Director: Ang Lee
Cast: Jake Gyllenhaal, Heath Ledger, Michelle Williams, Anne Hathaway
Best quote: 'I wish I knew how to quit you.'
Defining moment: Ennis and Jack’s first, aggressive sexual encounter inside a tent
Love on the range
Robbed of an Oscar by the most undeserving Best Picture winner in history and made the subject of countless ‘gay cowboy’ jokes, Ang Lee’s tender, crushing tale of unspeakable love has endured as a masterpiece of quiet devastation. Heath Ledger and Jake Gyllenhaal are ranchers in 1960s Wyoming, the latter an outgoing rodeo rider, the former so repressed he’s rendered nearly mute. Meeting as young men on a summer job tending sheep, their pull toward each other proves too strong to repel, igniting a relationship that spans 20 years, even as social mores and their own internalised self-hatred won’t allow it to fully idealise.

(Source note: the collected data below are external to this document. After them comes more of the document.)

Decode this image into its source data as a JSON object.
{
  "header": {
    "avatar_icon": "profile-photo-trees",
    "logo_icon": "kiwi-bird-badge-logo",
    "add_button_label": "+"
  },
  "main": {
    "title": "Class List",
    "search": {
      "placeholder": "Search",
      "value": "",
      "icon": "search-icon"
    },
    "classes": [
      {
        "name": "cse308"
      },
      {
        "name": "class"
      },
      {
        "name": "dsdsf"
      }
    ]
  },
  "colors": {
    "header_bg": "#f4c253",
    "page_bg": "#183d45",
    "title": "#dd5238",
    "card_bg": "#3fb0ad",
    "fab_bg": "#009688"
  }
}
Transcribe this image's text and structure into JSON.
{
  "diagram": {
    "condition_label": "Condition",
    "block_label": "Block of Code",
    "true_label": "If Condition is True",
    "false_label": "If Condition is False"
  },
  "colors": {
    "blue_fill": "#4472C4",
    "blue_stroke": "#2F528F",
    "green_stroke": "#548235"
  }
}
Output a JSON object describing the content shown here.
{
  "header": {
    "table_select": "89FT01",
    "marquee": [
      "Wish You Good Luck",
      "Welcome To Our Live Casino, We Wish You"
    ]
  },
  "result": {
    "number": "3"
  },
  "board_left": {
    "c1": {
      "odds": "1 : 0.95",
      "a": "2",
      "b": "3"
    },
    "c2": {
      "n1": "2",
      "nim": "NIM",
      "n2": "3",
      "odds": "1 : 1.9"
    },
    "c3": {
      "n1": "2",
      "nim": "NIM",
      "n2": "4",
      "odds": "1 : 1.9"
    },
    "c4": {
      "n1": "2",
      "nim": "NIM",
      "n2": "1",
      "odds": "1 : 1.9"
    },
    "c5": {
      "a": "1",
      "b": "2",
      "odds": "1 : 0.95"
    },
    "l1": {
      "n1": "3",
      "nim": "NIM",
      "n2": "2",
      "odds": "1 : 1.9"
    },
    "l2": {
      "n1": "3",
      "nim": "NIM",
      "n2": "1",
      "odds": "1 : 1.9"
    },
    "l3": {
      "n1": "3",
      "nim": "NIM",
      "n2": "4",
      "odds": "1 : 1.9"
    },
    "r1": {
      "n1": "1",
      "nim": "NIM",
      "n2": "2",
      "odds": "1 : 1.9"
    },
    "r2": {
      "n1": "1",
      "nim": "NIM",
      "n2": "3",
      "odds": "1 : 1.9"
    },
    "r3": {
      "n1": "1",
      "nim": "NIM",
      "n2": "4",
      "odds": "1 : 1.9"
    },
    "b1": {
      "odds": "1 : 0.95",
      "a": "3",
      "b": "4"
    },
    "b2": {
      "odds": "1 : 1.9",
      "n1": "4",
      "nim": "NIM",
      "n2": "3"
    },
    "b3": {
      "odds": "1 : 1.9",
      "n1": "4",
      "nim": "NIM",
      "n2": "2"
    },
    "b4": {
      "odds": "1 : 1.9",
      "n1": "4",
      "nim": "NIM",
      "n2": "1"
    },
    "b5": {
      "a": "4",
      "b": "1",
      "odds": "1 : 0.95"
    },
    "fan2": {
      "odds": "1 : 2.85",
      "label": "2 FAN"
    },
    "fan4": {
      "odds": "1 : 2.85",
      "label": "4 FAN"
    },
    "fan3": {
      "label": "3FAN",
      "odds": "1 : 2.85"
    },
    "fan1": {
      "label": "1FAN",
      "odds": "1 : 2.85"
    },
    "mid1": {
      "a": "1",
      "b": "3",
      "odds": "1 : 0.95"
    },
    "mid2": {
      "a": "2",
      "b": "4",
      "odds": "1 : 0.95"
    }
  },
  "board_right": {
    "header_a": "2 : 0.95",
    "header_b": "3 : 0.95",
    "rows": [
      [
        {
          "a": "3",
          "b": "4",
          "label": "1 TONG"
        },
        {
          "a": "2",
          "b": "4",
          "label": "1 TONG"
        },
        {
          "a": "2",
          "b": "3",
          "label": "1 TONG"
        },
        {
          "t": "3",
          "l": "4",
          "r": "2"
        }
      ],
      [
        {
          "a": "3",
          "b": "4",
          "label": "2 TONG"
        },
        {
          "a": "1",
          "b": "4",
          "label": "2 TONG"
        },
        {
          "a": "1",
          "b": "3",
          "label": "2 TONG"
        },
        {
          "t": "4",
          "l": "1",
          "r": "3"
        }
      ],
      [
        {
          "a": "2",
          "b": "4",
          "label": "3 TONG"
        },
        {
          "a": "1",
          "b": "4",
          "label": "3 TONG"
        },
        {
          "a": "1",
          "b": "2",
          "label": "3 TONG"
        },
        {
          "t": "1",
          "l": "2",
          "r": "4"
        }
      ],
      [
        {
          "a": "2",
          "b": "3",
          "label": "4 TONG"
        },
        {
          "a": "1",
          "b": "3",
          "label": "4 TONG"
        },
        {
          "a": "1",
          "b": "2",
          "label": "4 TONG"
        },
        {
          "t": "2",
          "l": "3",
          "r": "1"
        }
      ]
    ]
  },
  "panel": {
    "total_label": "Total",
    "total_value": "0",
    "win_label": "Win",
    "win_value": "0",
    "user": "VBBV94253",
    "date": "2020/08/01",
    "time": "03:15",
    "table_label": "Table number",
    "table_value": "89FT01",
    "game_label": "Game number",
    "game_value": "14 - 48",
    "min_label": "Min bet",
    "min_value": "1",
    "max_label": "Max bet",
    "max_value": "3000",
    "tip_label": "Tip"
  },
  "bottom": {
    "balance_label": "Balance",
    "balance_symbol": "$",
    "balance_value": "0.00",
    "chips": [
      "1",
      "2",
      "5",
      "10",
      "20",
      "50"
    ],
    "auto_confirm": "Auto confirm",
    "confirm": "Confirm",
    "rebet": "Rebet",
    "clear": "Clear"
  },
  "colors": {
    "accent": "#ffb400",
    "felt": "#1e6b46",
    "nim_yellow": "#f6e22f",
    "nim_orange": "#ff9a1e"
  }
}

But Lee’s film, adapted from a short yet sweeping story by Annie Proulx, isn’t a melodrama, nor a political statement. Rather, it’s a humanely observed character piece, which extends equal sympathy to the wives of the two leads, played by Anne Hathaway and Michelle Williams. It’s a heartbreaker all around, but one that affirms love’s power, in whatever form it may take. MS.